Cayla, SP staff in San Jose, shares about how she has learned true hospitality from a friend in the neighborhood.
The most salient role of the missionary is to “bring the good news” of the Gospel to the nations. Indeed, the great commission of all believers is to be bearers of the Gospel in word and deed. But every time a person of faith steps into a context that is foreign and distant from where they grew up, they must rely on the hospitality of the people they have come to love. For they are the stranger in their new context.
In Matthew 25, Jesus tells a story of what will happen on the day of judgement. He will sit on the throne, with the nations before him, and he will separate them one from another. To those on His right, He will declare as “blessed” saying, “For I was hungry and you gave me something to eat, I was thirsty and you gave me something to drink, I was a stranger and you invited me in.”
I have discovered that I did not understand this passage until I was the “stranger” in need of refuge.
When I first moved to San Jose (four years ago this August), I felt foreign—I was not Latino, I did not speak Spanish, I hadn’t been to a Posada, I hadn’t tried chilaquiles, mangonadas, or micheladas. And I did not know how my life and experiences were going to translate to the lives of people in my neighborhood.
In January of 2014, Lizzie (a former intern) and I walked into the Washington United Youth Center not knowing what to expect, if we would be able to connect with any of the girls, or if the staff even wanted us there. We were entering a space that was not made for white adult women on purpose, and we did not know how our presence would be received.
We could have been turned away at the door, and that would have been justified. However, instead of being discouraged from engaging with the girls, we were welcomed in. Vanessa, a lovely, thoughtful, hopeful Latina woman, welcomed us, introduced us to all the staff and youth at the center, and invited us to participate in her young women’s empowerment group. Although the girls initially thought we were from the government (a sad reality that we live in), it did not discourage her from fostering a genuine care for us.

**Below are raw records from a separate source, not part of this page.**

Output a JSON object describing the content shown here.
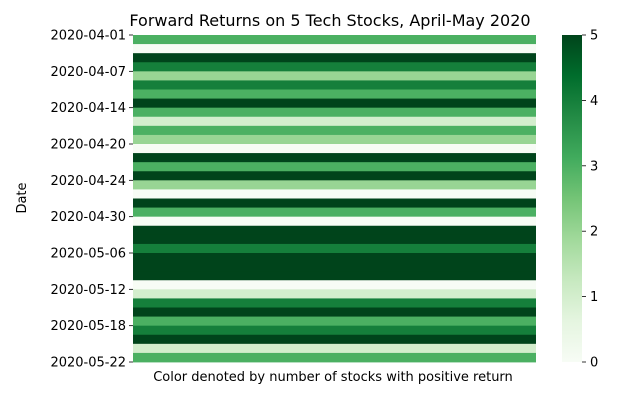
{
  "chart_data": {
    "type": "heatmap",
    "title": "Forward Returns on 5 Tech Stocks, April-May 2020",
    "xlabel": "Color denoted by number of stocks with positive return",
    "ylabel": "Date",
    "colormap": "Greens",
    "colors": {
      "low": "#f7fcf5",
      "high": "#00441b"
    },
    "vmin": 0,
    "vmax": 5,
    "rows": [
      {
        "date": "2020-04-01",
        "value": 3
      },
      {
        "date": "2020-04-02",
        "value": 0
      },
      {
        "date": "2020-04-03",
        "value": 5
      },
      {
        "date": "2020-04-06",
        "value": 4
      },
      {
        "date": "2020-04-07",
        "value": 2
      },
      {
        "date": "2020-04-08",
        "value": 4
      },
      {
        "date": "2020-04-09",
        "value": 3
      },
      {
        "date": "2020-04-13",
        "value": 5
      },
      {
        "date": "2020-04-14",
        "value": 3
      },
      {
        "date": "2020-04-15",
        "value": 1
      },
      {
        "date": "2020-04-16",
        "value": 3
      },
      {
        "date": "2020-04-17",
        "value": 2
      },
      {
        "date": "2020-04-20",
        "value": 0
      },
      {
        "date": "2020-04-21",
        "value": 5
      },
      {
        "date": "2020-04-22",
        "value": 3
      },
      {
        "date": "2020-04-23",
        "value": 5
      },
      {
        "date": "2020-04-24",
        "value": 2
      },
      {
        "date": "2020-04-27",
        "value": 0
      },
      {
        "date": "2020-04-28",
        "value": 5
      },
      {
        "date": "2020-04-29",
        "value": 3
      },
      {
        "date": "2020-04-30",
        "value": 0
      },
      {
        "date": "2020-05-01",
        "value": 5
      },
      {
        "date": "2020-05-04",
        "value": 5
      },
      {
        "date": "2020-05-05",
        "value": 4
      },
      {
        "date": "2020-05-06",
        "value": 5
      },
      {
        "date": "2020-05-07",
        "value": 5
      },
      {
        "date": "2020-05-08",
        "value": 5
      },
      {
        "date": "2020-05-11",
        "value": 0
      },
      {
        "date": "2020-05-12",
        "value": 1
      },
      {
        "date": "2020-05-13",
        "value": 4
      },
      {
        "date": "2020-05-14",
        "value": 5
      },
      {
        "date": "2020-05-15",
        "value": 3
      },
      {
        "date": "2020-05-18",
        "value": 4
      },
      {
        "date": "2020-05-19",
        "value": 5
      },
      {
        "date": "2020-05-20",
        "value": 1
      },
      {
        "date": "2020-05-21",
        "value": 3
      }
    ],
    "ytick_labels": [
      "2020-04-01",
      "2020-04-07",
      "2020-04-14",
      "2020-04-20",
      "2020-04-24",
      "2020-04-30",
      "2020-05-06",
      "2020-05-12",
      "2020-05-18",
      "2020-05-22"
    ],
    "colorbar_ticks": [
      0,
      1,
      2,
      3,
      4,
      5
    ]
  }
}
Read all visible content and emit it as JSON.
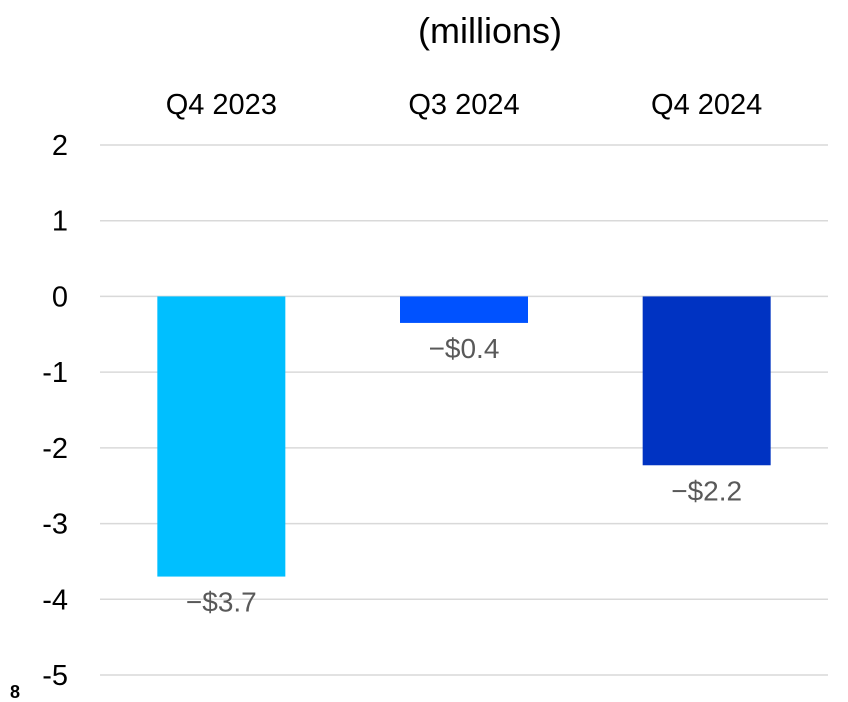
{
  "page_number": "8",
  "chart_data": {
    "type": "bar",
    "subtitle": "(millions)",
    "categories": [
      "Q4 2023",
      "Q3 2024",
      "Q4 2024"
    ],
    "values": [
      -3.7,
      -0.35,
      -2.23
    ],
    "data_labels": [
      "−$3.7",
      "−$0.4",
      "−$2.2"
    ],
    "colors": [
      "#00bfff",
      "#0052ff",
      "#0033c2"
    ],
    "ylim": [
      -5,
      2
    ],
    "yticks": [
      "2",
      "1",
      "0",
      "-1",
      "-2",
      "-3",
      "-4",
      "-5"
    ],
    "ytick_values": [
      2,
      1,
      0,
      -1,
      -2,
      -3,
      -4,
      -5
    ],
    "grid": true,
    "category_axis_position": "top",
    "legend": "none"
  }
}
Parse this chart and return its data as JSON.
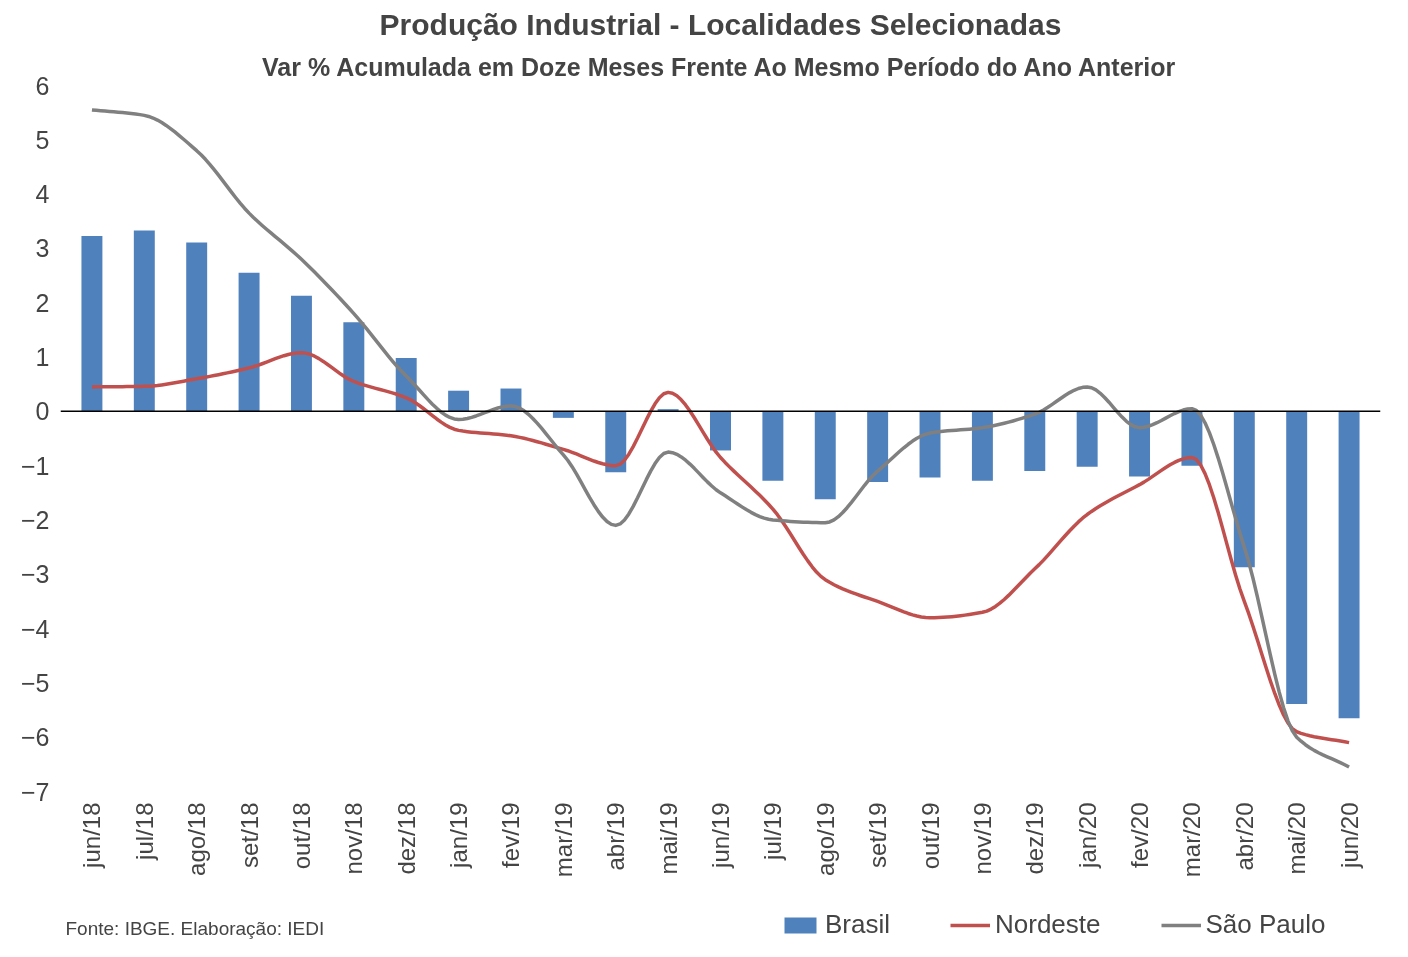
{
  "chart_data": {
    "type": "bar",
    "title": "Produção Industrial - Localidades Selecionadas",
    "subtitle": "Var % Acumulada em Doze Meses Frente Ao Mesmo Período do Ano Anterior",
    "categories": [
      "jun/18",
      "jul/18",
      "ago/18",
      "set/18",
      "out/18",
      "nov/18",
      "dez/18",
      "jan/19",
      "fev/19",
      "mar/19",
      "abr/19",
      "mai/19",
      "jun/19",
      "jul/19",
      "ago/19",
      "set/19",
      "out/19",
      "nov/19",
      "dez/19",
      "jan/20",
      "fev/20",
      "mar/20",
      "abr/20",
      "mai/20",
      "jun/20"
    ],
    "series": [
      {
        "name": "Brasil",
        "type": "bar",
        "color": "#4f81bd",
        "values": [
          3.23,
          3.33,
          3.11,
          2.55,
          2.13,
          1.64,
          0.98,
          0.38,
          0.42,
          -0.12,
          -1.12,
          0.04,
          -0.72,
          -1.28,
          -1.62,
          -1.3,
          -1.22,
          -1.28,
          -1.1,
          -1.02,
          -1.2,
          -1.0,
          -2.87,
          -5.39,
          -5.65
        ]
      },
      {
        "name": "Nordeste",
        "type": "line",
        "color": "#c0504d",
        "values": [
          0.45,
          0.46,
          0.6,
          0.8,
          1.08,
          0.55,
          0.25,
          -0.35,
          -0.45,
          -0.7,
          -1.0,
          0.35,
          -0.85,
          -1.8,
          -3.1,
          -3.5,
          -3.8,
          -3.7,
          -2.9,
          -1.9,
          -1.35,
          -0.85,
          -3.5,
          -5.9,
          -6.1
        ]
      },
      {
        "name": "São Paulo",
        "type": "line",
        "color": "#808080",
        "values": [
          5.55,
          5.45,
          4.8,
          3.65,
          2.8,
          1.8,
          0.65,
          -0.15,
          0.1,
          -0.8,
          -2.1,
          -0.75,
          -1.5,
          -2.0,
          -2.05,
          -1.1,
          -0.4,
          -0.3,
          -0.05,
          0.45,
          -0.3,
          0.05,
          -2.5,
          -6.0,
          -6.55
        ]
      }
    ],
    "ylim": [
      -7,
      6
    ],
    "yticks": [
      -7,
      -6,
      -5,
      -4,
      -3,
      -2,
      -1,
      0,
      1,
      2,
      3,
      4,
      5,
      6
    ],
    "ref_lines": [
      {
        "axis": "y",
        "value": 0,
        "color": "#000000"
      }
    ],
    "grid": false,
    "legend": "bottom",
    "line_style": "solid",
    "marker": "none",
    "annotations": [
      "Fonte: IBGE. Elaboração: IEDI"
    ]
  }
}
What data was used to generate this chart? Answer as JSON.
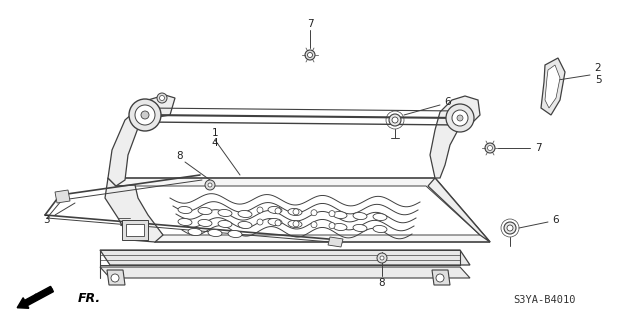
{
  "part_code": "S3YA-B4010",
  "fr_label": "FR.",
  "background_color": "#ffffff",
  "line_color": "#404040",
  "label_color": "#222222",
  "figsize": [
    6.4,
    3.2
  ],
  "dpi": 100,
  "label_fontsize": 7.5
}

Vanessa did not limit her invitation to “come in” to the youth center alone, but has welcomed us into all parts of her life—into her family and into her friendships. Just this last weekend, Lizzie and I had the honor of attending her 25th birthday party. When Derrick and I got married, she drove all the way to Riverside to attend. I know full well that her friendship is one that I will cherish for the rest of my life.
Vanessa has taught me what it means to “welcome the stranger.” For I was once new and different, and needed someone to invite me into their life. And I believe God is calling her “blessed” for her invitation.